How has AI lowered the barriers to committing fraud?
AI has industrialised parts of the fraud supply chain. Activities that once required coordinated human effort, such as credible social engineering, convincing documents, and multi-step account farming, can now be executed by automated systems that sustain believable personas across channels, operate at machine speed, and scale volume on demand.
Deepfakes and synthetic biometrics are now capable of bypassing superficial checks. Around peak seasons, this shift becomes visible in the data: attack intensity rises faster than legitimate traffic, bots test system thresholds, and bursts of newly created identities flood sign-up funnels.
A context-rich assessment is therefore critical as a countermeasure, distinguishing genuine human behaviour from automation before harm occurs. Controls should begin pre-KYC by assessing device and network integrity, navigation flow and timing cadence, digital presence signals, velocity, and prior touchpoints.

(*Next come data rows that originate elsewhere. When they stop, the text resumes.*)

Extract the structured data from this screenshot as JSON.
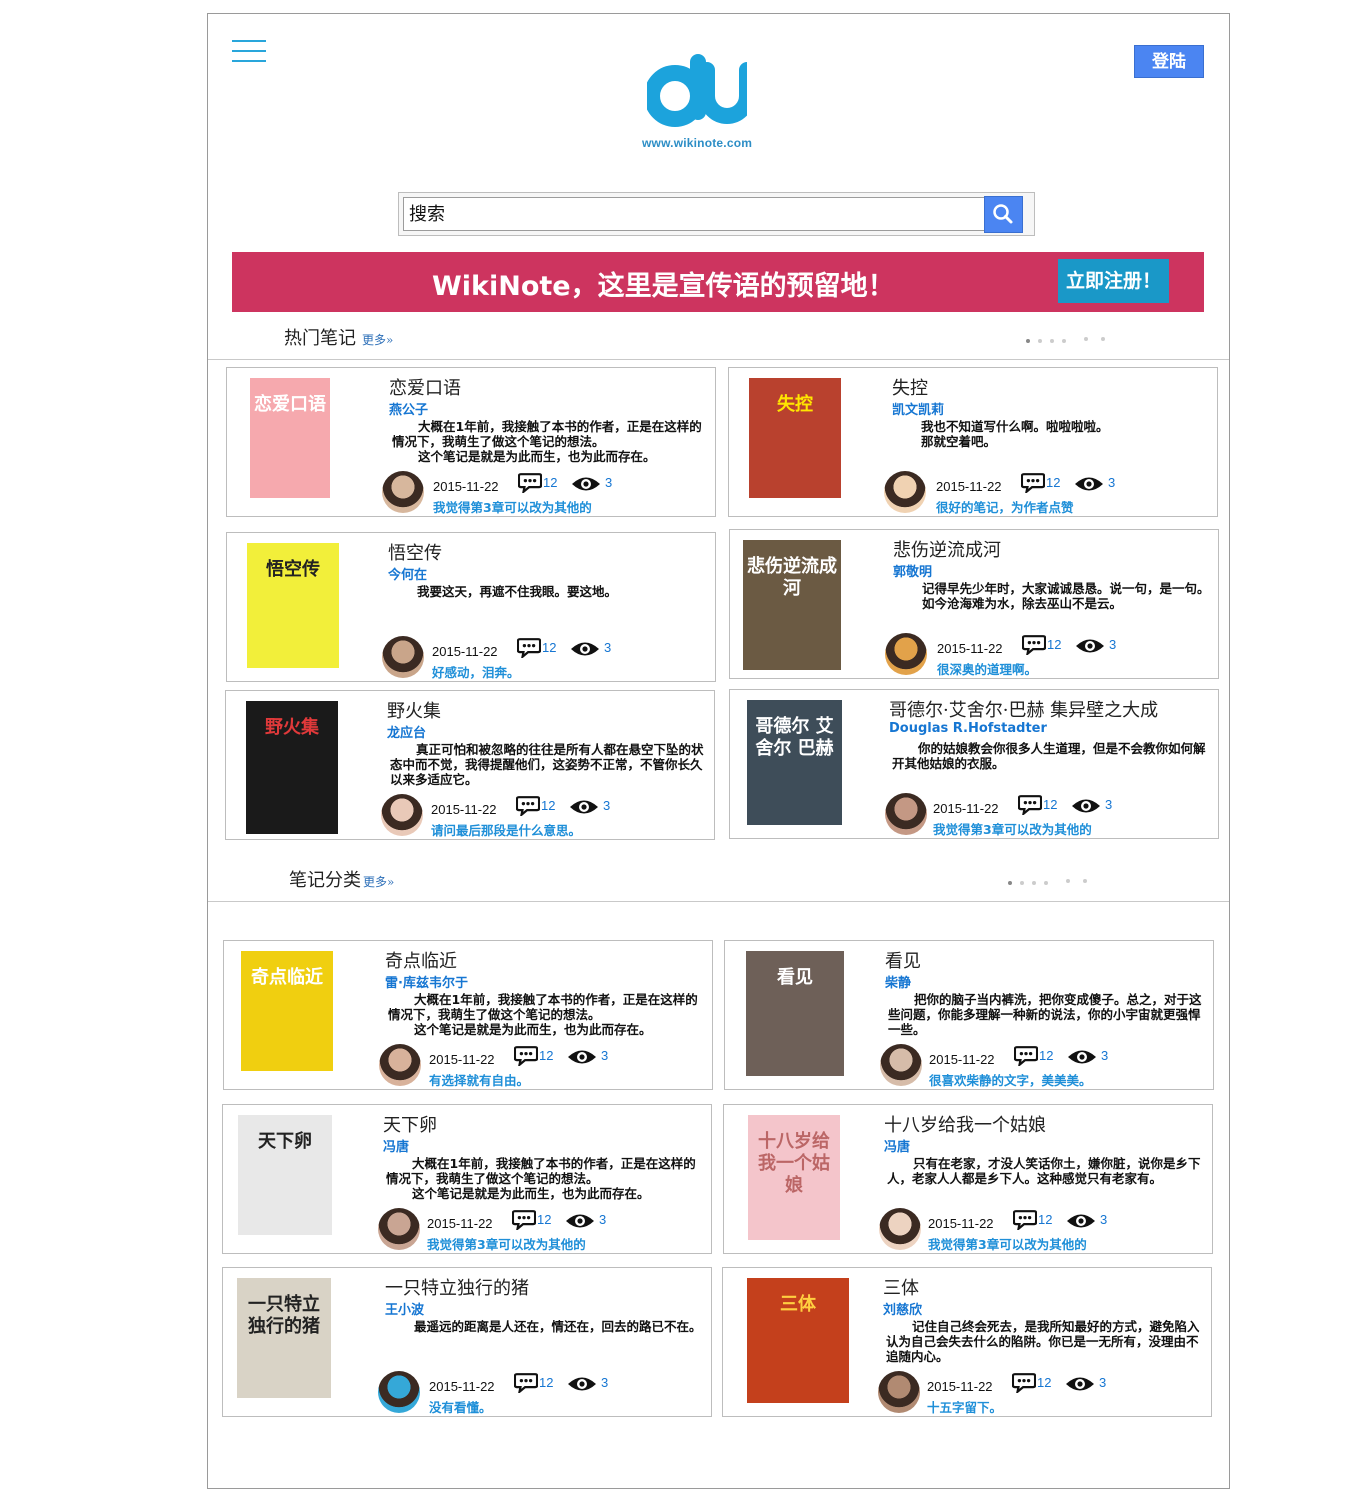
{
  "header": {
    "menu_icon": "hamburger-icon",
    "login_label": "登陆",
    "logo_text": "du",
    "logo_url": "www.wikinote.com"
  },
  "search": {
    "placeholder": "搜索",
    "icon": "search-icon"
  },
  "banner": {
    "text": "WikiNote，这里是宣传语的预留地！",
    "register_label": "立即注册！",
    "color": "#cd345f",
    "button_color": "#1a98c8"
  },
  "hot_notes": {
    "title": "热门笔记",
    "more": "更多»",
    "prev_icon": "‹",
    "next_icon": "›",
    "cards": [
      {
        "title": "恋爱口语",
        "author": "燕公子",
        "desc": [
          "大概在1年前，我接触了本书的作者，正是在这样的情况下，我萌生了做这个笔记的想法。",
          "这个笔记是就是为此而生，也为此而存在。"
        ],
        "date": "2015-11-22",
        "comments": "12",
        "views": "3",
        "comment": "我觉得第3章可以改为其他的"
      },
      {
        "title": "失控",
        "author": "凯文凯莉",
        "desc": [
          "我也不知道写什么啊。啦啦啦啦。",
          "那就空着吧。"
        ],
        "date": "2015-11-22",
        "comments": "12",
        "views": "3",
        "comment": "很好的笔记，为作者点赞"
      },
      {
        "title": "悟空传",
        "author": "今何在",
        "desc": [
          "我要这天，再遮不住我眼。要这地。"
        ],
        "date": "2015-11-22",
        "comments": "12",
        "views": "3",
        "comment": "好感动，泪奔。"
      },
      {
        "title": "悲伤逆流成河",
        "author": "郭敬明",
        "desc": [
          "记得早先少年时，大家诚诚恳恳。说一句，是一句。",
          "如今沧海难为水，除去巫山不是云。"
        ],
        "date": "2015-11-22",
        "comments": "12",
        "views": "3",
        "comment": "很深奥的道理啊。"
      },
      {
        "title": "野火集",
        "author": "龙应台",
        "desc": [
          "真正可怕和被忽略的往往是所有人都在悬空下坠的状态中而不觉，我得提醒他们，这姿势不正常，不管你长久以来多适应它。"
        ],
        "date": "2015-11-22",
        "comments": "12",
        "views": "3",
        "comment": "请问最后那段是什么意思。"
      },
      {
        "title": "哥德尔·艾舍尔·巴赫 集异壁之大成",
        "author": "Douglas R.Hofstadter",
        "desc": [
          "你的姑娘教会你很多人生道理，但是不会教你如何解开其他姑娘的衣服。"
        ],
        "date": "2015-11-22",
        "comments": "12",
        "views": "3",
        "comment": "我觉得第3章可以改为其他的"
      }
    ]
  },
  "categories": {
    "title": "笔记分类",
    "more": "更多»",
    "prev_icon": "‹",
    "next_icon": "›",
    "cards": [
      {
        "title": "奇点临近",
        "author": "雷·库兹韦尔于",
        "desc": [
          "大概在1年前，我接触了本书的作者，正是在这样的情况下，我萌生了做这个笔记的想法。",
          "这个笔记是就是为此而生，也为此而存在。"
        ],
        "date": "2015-11-22",
        "comments": "12",
        "views": "3",
        "comment": "有选择就有自由。"
      },
      {
        "title": "看见",
        "author": "柴静",
        "desc": [
          "把你的脑子当内裤洗，把你变成傻子。总之，对于这些问题，你能多理解一种新的说法，你的小宇宙就更强悍一些。"
        ],
        "date": "2015-11-22",
        "comments": "12",
        "views": "3",
        "comment": "很喜欢柴静的文字，美美美。"
      },
      {
        "title": "天下卵",
        "author": "冯唐",
        "desc": [
          "大概在1年前，我接触了本书的作者，正是在这样的情况下，我萌生了做这个笔记的想法。",
          "这个笔记是就是为此而生，也为此而存在。"
        ],
        "date": "2015-11-22",
        "comments": "12",
        "views": "3",
        "comment": "我觉得第3章可以改为其他的"
      },
      {
        "title": "十八岁给我一个姑娘",
        "author": "冯唐",
        "desc": [
          "只有在老家，才没人笑话你土，嫌你脏，说你是乡下人，老家人人都是乡下人。这种感觉只有老家有。"
        ],
        "date": "2015-11-22",
        "comments": "12",
        "views": "3",
        "comment": "我觉得第3章可以改为其他的"
      },
      {
        "title": "一只特立独行的猪",
        "author": "王小波",
        "desc": [
          "最遥远的距离是人还在，情还在，回去的路已不在。"
        ],
        "date": "2015-11-22",
        "comments": "12",
        "views": "3",
        "comment": "没有看懂。"
      },
      {
        "title": "三体",
        "author": "刘慈欣",
        "desc": [
          "记住自己终会死去，是我所知最好的方式，避免陷入认为自己会失去什么的陷阱。你已是一无所有，没理由不追随内心。"
        ],
        "date": "2015-11-22",
        "comments": "12",
        "views": "3",
        "comment": "十五字留下。"
      }
    ]
  },
  "cover_texts": {
    "c0": "恋爱口语",
    "c1": "失控",
    "c2": "悟空传",
    "c3": "悲伤逆流成河",
    "c4": "野火集",
    "c5": "哥德尔 艾舍尔 巴赫",
    "c6": "奇点临近",
    "c7": "看见",
    "c8": "天下卵",
    "c9": "十八岁给我一个姑娘",
    "c10": "一只特立独行的猪",
    "c11": "三体"
  }
}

When signals align, let users through instantly; when something conflicts, add proportionate friction; when risk truly converges, hold.

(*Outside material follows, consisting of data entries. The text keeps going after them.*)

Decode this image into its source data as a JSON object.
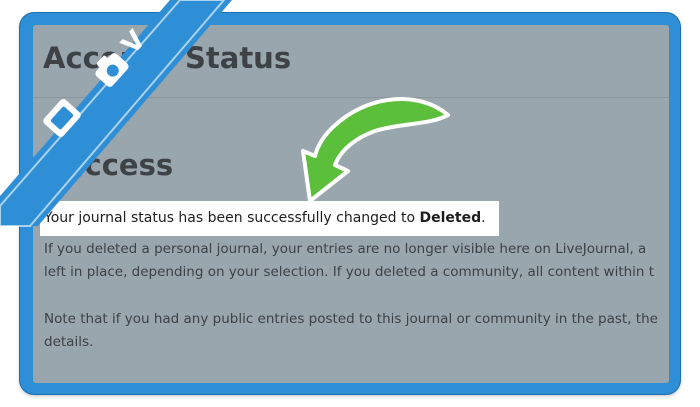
{
  "page": {
    "title": "Account Status",
    "success_heading": "Success",
    "status_message": {
      "prefix": "Your journal status has been successfully changed to ",
      "status": "Deleted",
      "suffix": "."
    },
    "paragraph1": {
      "line1": "If you deleted a personal journal, your entries are no longer visible here on LiveJournal, a",
      "line2": "left in place, depending on your selection. If you deleted a community, all content within t"
    },
    "paragraph2": {
      "line1": "Note that if you had any public entries posted to this journal or community in the past, the",
      "line2": "details."
    }
  },
  "banner": {
    "letter": "V",
    "icons": [
      "camera-icon",
      "tag-icon"
    ]
  },
  "colors": {
    "frame": "#2f8fd6",
    "screen_background": "#9aa6ad",
    "arrow": "#5cbf3c",
    "highlight": "#ffffff"
  }
}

Over time, establishing a baseline of legitimate behaviour becomes decisive, exposing subtle deviations that synthetic agents struggle to replicate while keeping decisions explainable.
What trade-offs are firms still getting wrong between fraud controls and customer experience?
A common mistake is applying one-size-fits-all friction during peak periods by tightening checks for everyone “just to be safe.” This reduces conversion and increases latency without materially improving protection.
Another recurring issue is organisational: Fraud, AML, and product teams operate in parallel, so screening, alerting, investigations, and casework occur in separate environments. The result is inconsistent outcomes, slow hand-offs, and customers who don’t understand why they were blocked or delayed.
A more effective approach is context-driven, risk-based treatment delivered through a connected workflow. Approve instantly when signals align, request additional evidence only when indicators conflict, and reserve holds for the small subset of genuinely high-risk cases. Investigators need visibility into shared devices and behaviours, along with transaction-flow context that reveals coordinated transfers.
Customers should receive clear next steps when further evidence is required. This combination reduces unnecessary reviews, shortens time to resolution, keeps legitimate users moving, and creates a documented audit trail that partners and regulators can follow.
What assumptions about fraud resilience should digital businesses re-examine?
Scale is not safety. Attackers scale too, particularly with AI, so fraud architectures that rely on static, point-in-time checks at the perimeter tend to underperform against adaptive, multi-touch campaigns.
Resilience now requires continuous, explainable risk assessment across the customer journey. Organisations need to evaluate risk at first touch, monitor sessions and transactions in real time, and investigate using relationship and movement-of-funds context so they can identify campaigns rather than isolated events.
Global templates also need re-examining. Operations are increasingly multi-jurisdictional, so teams require configurations that reflect local lists and frameworks while keeping outcomes consistent and transparent across markets.
Manual review cannot absorb peak-season pressure. Peak periods require automation alongside a clearly defined human role. Models can surface patterns and prioritise alerts, while analysts assess intent, context, and proportionality. This reduces unnecessary reviews and helps keep latency low for legitimate users.
The strategic shift is from case management to campaign disruption. Organisations need to expose shared devices and behaviours, trace movement of funds, and document the rationale behind actions so decisions can be understood across partners and regulators.